Und jetzt spielt sie auch noch die bemühte Gastgeberin? Widerstrebend rief er nach Thom, der Dance eine Cola brachte.
    Dance steckte einen Strohhalm hinein und ließ den gefesselten Mann trinken. Er leerte das Glas binnen weniger Sekunden.
    »Vincent, würden Sie uns nun bitte ein paar Minuten entschuldigen? Ich glaube, es kommt alles wieder in Ordnung.«
    »Okay. Sicher.«
    Die Streifenbeamten führten ihn nach draußen. Dance machte hinter ihm die Tür zu.
    Dennis Baker schüttelte den Kopf und sah sie bekümmert an.

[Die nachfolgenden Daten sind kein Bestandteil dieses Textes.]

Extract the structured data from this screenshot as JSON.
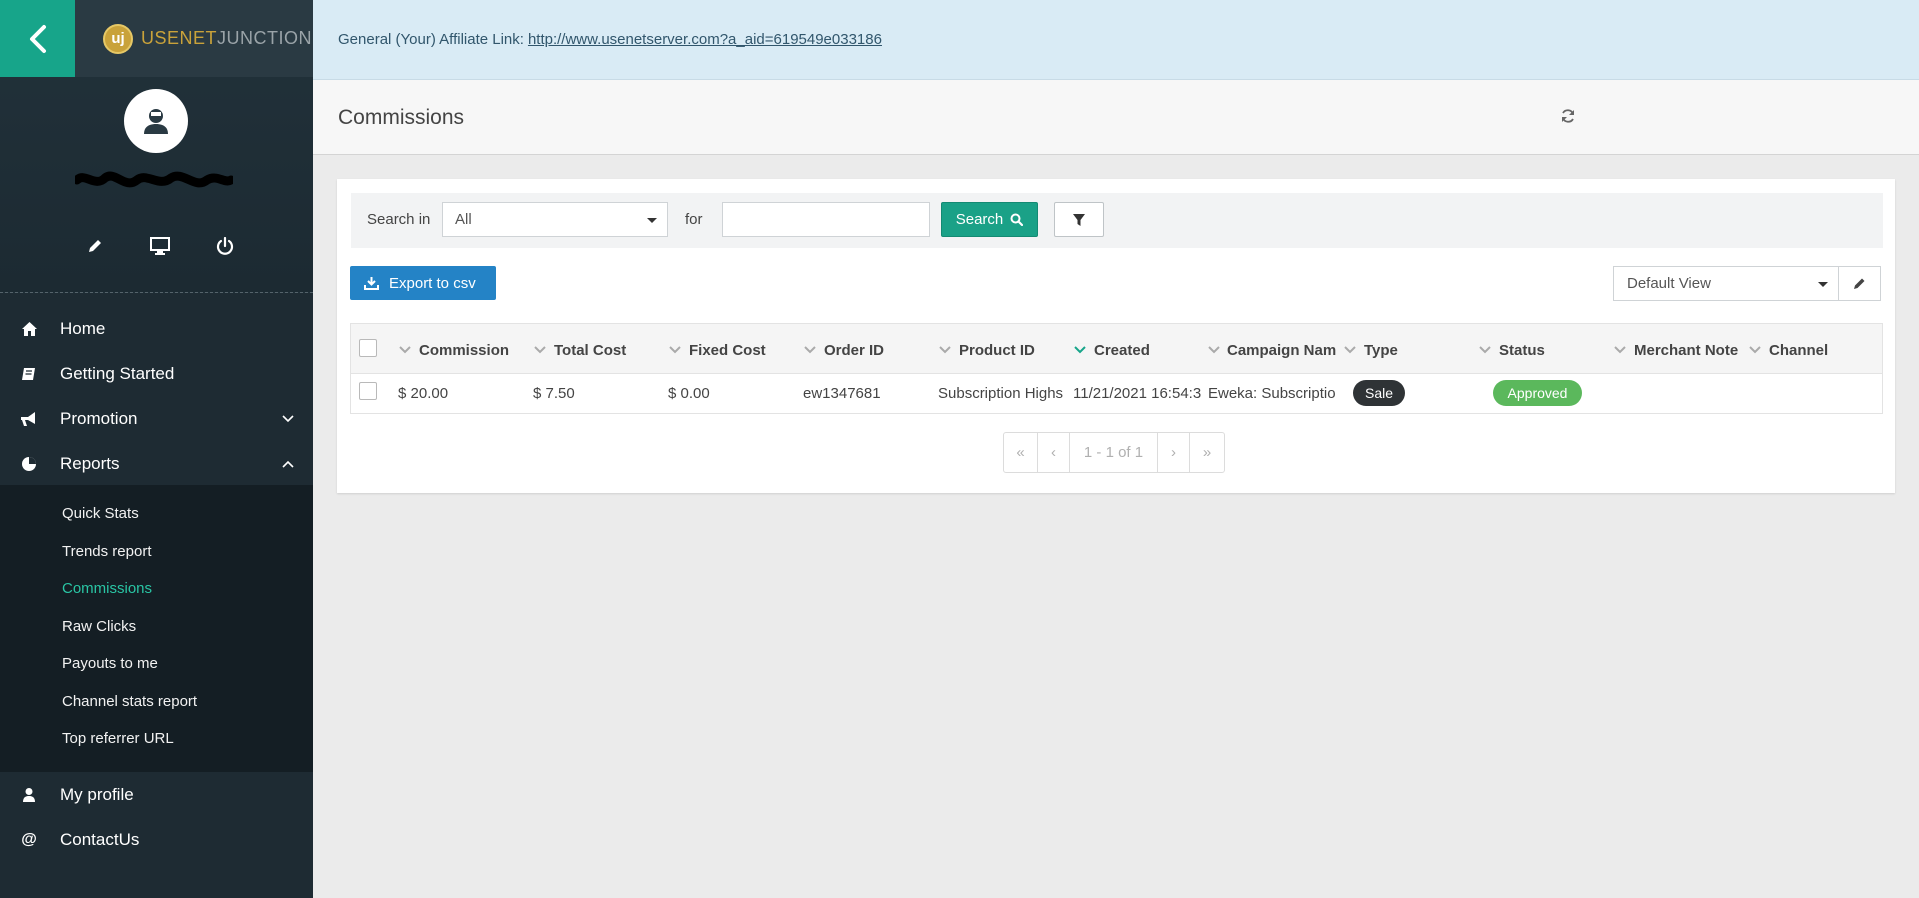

    »Völlig wertlos«, murmelte Sellitto.
    Dance runzelte die Stirn. »Nein, im Gegenteil. Es läuft sehr gut.«
    »Ach ja?«, fragte Rhyme.
    »Genau nach Plan... Also, Folgendes. Im Anschluss an ein paar Standardfragen habe ich ihn nach der zeitlich umgekehrten Abfolge der Ereignisse gefragt. Das ist eine gute Methode, um einen Lügner auf frischer Tat zu ertappen. Falls jemand tatsächlich etwas gesehen hat, kann er es in jeder beliebigen Reihenfolge beschreiben, von Anfang bis Ende oder umgekehrt, und zwar ohne jedes Problem. Wenn aber jemand sich etwas ausdenkt, läuft dieser Prozess in nur einer Richtung, nämlich von Anfang bis Ende. Sobald er es in umgekehrter Reihenfolge schildern soll, fehlen ihm die Stichworte, die er sich bei der Erfindung des Szenarios zurechtgelegt hat, und er kommt durcheinander. Auf diese Weise habe ich gleich zu Anfang erfahren, dass er der Assistent des Uhrmachers ist.«
    »Wirklich?«, fragte Sellitto lachend.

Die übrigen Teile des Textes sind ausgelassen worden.